L’histoire de la chanson

E_lettrine_moyen_age_passionlle conte les déboires d’une femme troll des montagnes  qui, pensant ainsi devenir humaine, essaya de persuader un preux et jeune chevalier de l’épouser. La chanson rapporte leur dialogue et sa tentative et ses mensonges pour le convaincre.

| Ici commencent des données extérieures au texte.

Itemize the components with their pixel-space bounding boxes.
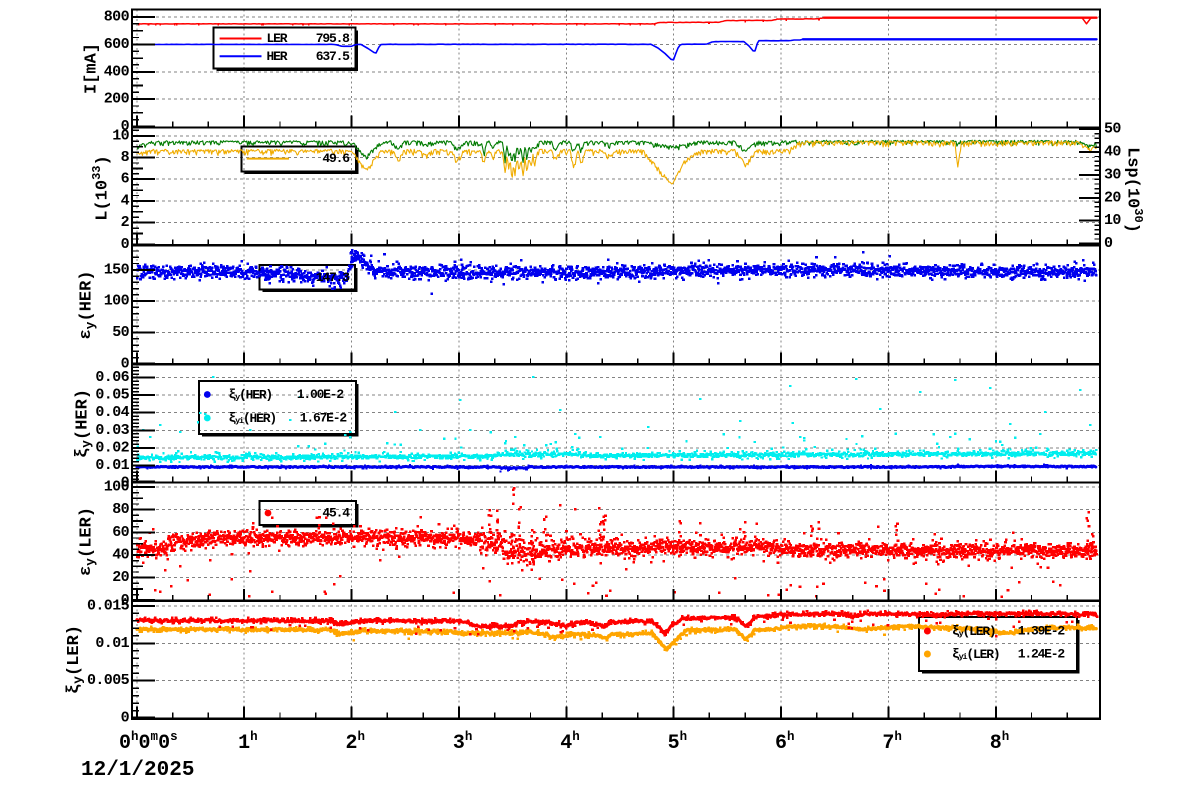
- svg-text:I[mA]: I[mA]: [83, 43, 102, 94]
- svg-text:0.01: 0.01: [95, 635, 129, 652]
- svg-text:49.6: 49.6: [322, 151, 350, 166]
- svg-text:0.06: 0.06: [95, 369, 129, 386]
- svg-text:40: 40: [112, 546, 129, 563]
- svg-text:20: 20: [1104, 189, 1121, 206]
- svg-text:0.015: 0.015: [87, 597, 130, 614]
- svg-text:2: 2: [121, 214, 130, 231]
- svg-text:ξy(LER): ξy(LER): [952, 624, 996, 640]
- svg-text:20: 20: [112, 569, 129, 586]
- svg-text:1.00E-2: 1.00E-2: [297, 387, 345, 402]
- svg-text:0h0m0s: 0h0m0s: [119, 730, 178, 755]
- svg-text:147.3: 147.3: [316, 270, 350, 285]
- svg-text:LER: LER: [267, 31, 288, 46]
- svg-text:0.03: 0.03: [95, 422, 129, 439]
- svg-text:0: 0: [121, 118, 130, 135]
- svg-text:637.5: 637.5: [316, 49, 350, 64]
- svg-text:0: 0: [121, 592, 130, 609]
- svg-text:12/1/2025: 12/1/2025: [81, 759, 194, 782]
- svg-text:0: 0: [121, 710, 130, 727]
- svg-text:400: 400: [104, 63, 130, 80]
- svg-text:εy(LER): εy(LER): [77, 507, 98, 576]
- svg-text:L(1033): L(1033): [90, 155, 113, 220]
- svg-text:6: 6: [121, 171, 130, 188]
- svg-text:150: 150: [104, 261, 130, 278]
- svg-text:100: 100: [104, 478, 130, 495]
- svg-text:50: 50: [1104, 121, 1121, 138]
- svg-text:200: 200: [104, 91, 130, 108]
- svg-text:0.01: 0.01: [95, 457, 129, 474]
- svg-text:ξy(HER): ξy(HER): [229, 387, 273, 403]
- svg-text:30: 30: [1104, 166, 1121, 183]
- svg-text:0: 0: [121, 474, 130, 491]
- svg-text:εy(HER): εy(HER): [77, 270, 98, 339]
- svg-text:50: 50: [112, 324, 129, 341]
- svg-text:0: 0: [121, 236, 130, 253]
- svg-text:ξy(HER): ξy(HER): [73, 389, 94, 458]
- svg-text:60: 60: [112, 524, 129, 541]
- svg-text:800: 800: [104, 9, 130, 26]
- svg-text:0.04: 0.04: [95, 404, 129, 421]
- svg-text:0.005: 0.005: [87, 672, 130, 689]
- svg-text:100: 100: [104, 293, 130, 310]
- svg-text:600: 600: [104, 36, 130, 53]
- svg-text:45.4: 45.4: [322, 506, 350, 521]
- svg-text:10: 10: [1104, 212, 1121, 229]
- svg-text:ξy(LER): ξy(LER): [65, 625, 86, 694]
- svg-text:80: 80: [112, 501, 129, 518]
- svg-text:1.39E-2: 1.39E-2: [1018, 624, 1066, 639]
- svg-text:4: 4: [121, 192, 130, 209]
- svg-text:0: 0: [1104, 235, 1113, 252]
- svg-text:1.67E-2: 1.67E-2: [300, 411, 348, 426]
- svg-text:795.8: 795.8: [316, 31, 350, 46]
- svg-text:8: 8: [121, 149, 130, 166]
- svg-text:10: 10: [112, 127, 129, 144]
- svg-text:0: 0: [121, 355, 130, 372]
- svg-text:HER: HER: [267, 49, 288, 64]
- svg-text:1.24E-2: 1.24E-2: [1018, 647, 1066, 662]
- svg-text:40: 40: [1104, 143, 1121, 160]
- svg-text:0.05: 0.05: [95, 387, 129, 404]
- svg-text:0.02: 0.02: [95, 439, 129, 456]
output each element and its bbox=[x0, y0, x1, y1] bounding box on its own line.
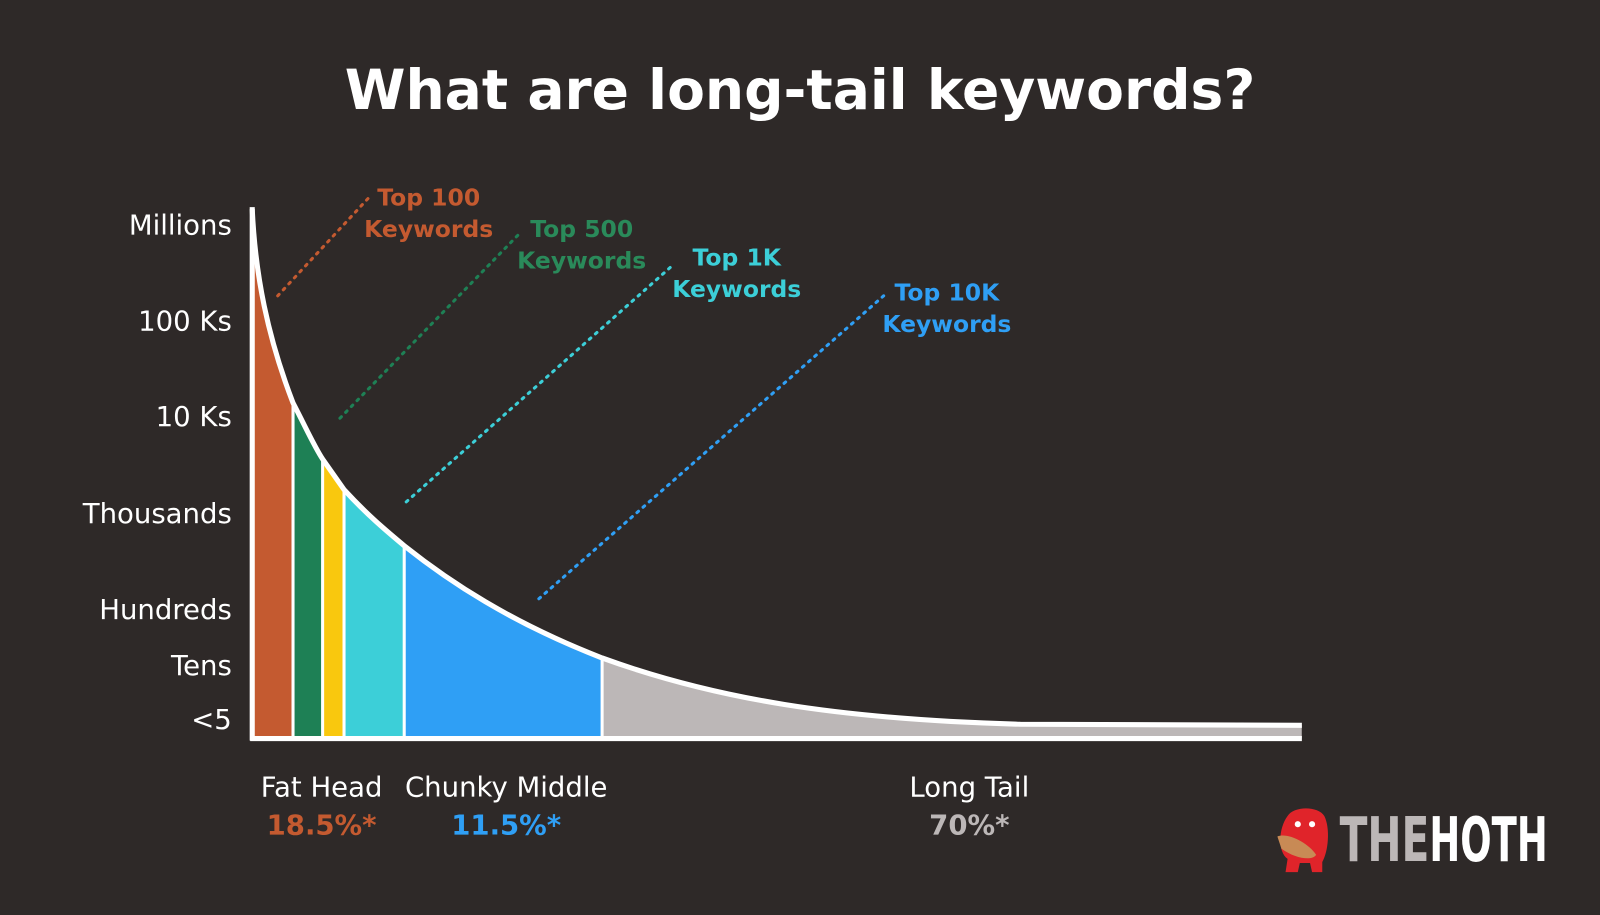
segment-share: 70%* bbox=[929, 809, 1009, 841]
logo-eye bbox=[1309, 821, 1316, 828]
logo-eye bbox=[1294, 821, 1301, 828]
leader-line bbox=[537, 294, 886, 601]
segment-label: Chunky Middle bbox=[405, 772, 608, 804]
logo-text: THE bbox=[1340, 805, 1430, 876]
segment-fill bbox=[322, 209, 345, 739]
y-label: <5 bbox=[191, 704, 232, 736]
logo-club bbox=[1277, 835, 1317, 859]
annotations: Top 100 Keywords Top 500 Keywords Top 1K… bbox=[364, 183, 1011, 337]
curve bbox=[249, 208, 1302, 728]
leader-line bbox=[338, 233, 520, 420]
segment-share: 11.5%* bbox=[451, 809, 561, 841]
logo-mascot bbox=[1280, 808, 1329, 873]
leader-line bbox=[404, 265, 672, 504]
leader-line bbox=[276, 195, 372, 298]
y-label: Thousands bbox=[82, 498, 232, 530]
segment-share: 18.5%* bbox=[267, 809, 377, 841]
annotation: Top 100 bbox=[377, 183, 480, 211]
leader-lines bbox=[276, 195, 886, 601]
annotation: Top 10K bbox=[895, 278, 1001, 306]
segment-label: Fat Head bbox=[261, 772, 383, 804]
annotation: Keywords bbox=[882, 310, 1011, 338]
y-label: 10 Ks bbox=[156, 401, 232, 433]
annotation: Top 500 bbox=[530, 215, 633, 243]
segment-fill bbox=[602, 209, 1302, 739]
annotation: Keywords bbox=[364, 215, 493, 243]
annotation: Top 1K bbox=[693, 244, 782, 272]
y-label: Hundreds bbox=[99, 594, 232, 626]
y-labels: Millions 100 Ks 10 Ks Thousands Hundreds… bbox=[82, 209, 232, 736]
segment-fill bbox=[252, 209, 294, 739]
segment-label: Long Tail bbox=[909, 772, 1029, 804]
segment-labels: Fat Head 18.5%* Chunky Middle 11.5%* Lon… bbox=[261, 772, 1030, 842]
logo: THE HOTH bbox=[1277, 805, 1548, 876]
y-label: 100 Ks bbox=[138, 305, 232, 337]
annotation: Keywords bbox=[672, 275, 801, 303]
y-label: Millions bbox=[129, 209, 232, 241]
y-label: Tens bbox=[170, 650, 232, 682]
logo-text: HOTH bbox=[1429, 805, 1547, 876]
title: What are long-tail keywords? bbox=[345, 58, 1256, 122]
annotation: Keywords bbox=[517, 247, 646, 275]
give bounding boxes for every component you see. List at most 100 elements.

Malgré tous ses arguments, l’homme de guerre ne se laissera pas tenter et ne l’épousera pas car, dira-t-il, elle est fille de troll de montagnes et du Diable et n’est pas chrétienne. La pauvre « trollette » ne se délivrera donc pas de sa malédiction au sortir de la chanson.

Datation?

Concernant la datation, on trouve, ici ou là, affirmé que c’est une des plus anciennes chansons suédoises. De notre côté, nous n’avons trouvé, pour l’instant, aucun élément fiable permettant de l’affirmer. La seule certitude c’est qu’on la retrouve imprimée et mentionnée, avec sa partition, dans un vieil ouvrage suédois du milieu du XIXe siècle et de l’année 1877 (visuel ci-dessus pour la partition). Ce livre, qui ne nous dit rien de précis sur les origines ou sur l’auteur de la chanson, regroupe des chansons folkloriques de Sudermanie (Södermanland), un antique province de Suède, situé au Sud de Stockholm. La ballade Herr Mannelig est la première à être citée dans l’ouvrage et elle est sans doute originaire de la même région, puisque ses paroles mentionnent deux lieux qui s’y trouvent: Tillo et Terno.

Pour le reste, nous savons aussi qu’elle est écrite en vieux suédois et comme beaucoup de chansons réputées médiévales, il est possible qu’elle soit antérieure au XIXe siècle, mais pas au point d’avoir ses origines avant le XVe siècle. Est-elle du XVIe, du XVIIe siècle? encore une fois et pour le moment en tout cas, il demeure difficile d’en être certain.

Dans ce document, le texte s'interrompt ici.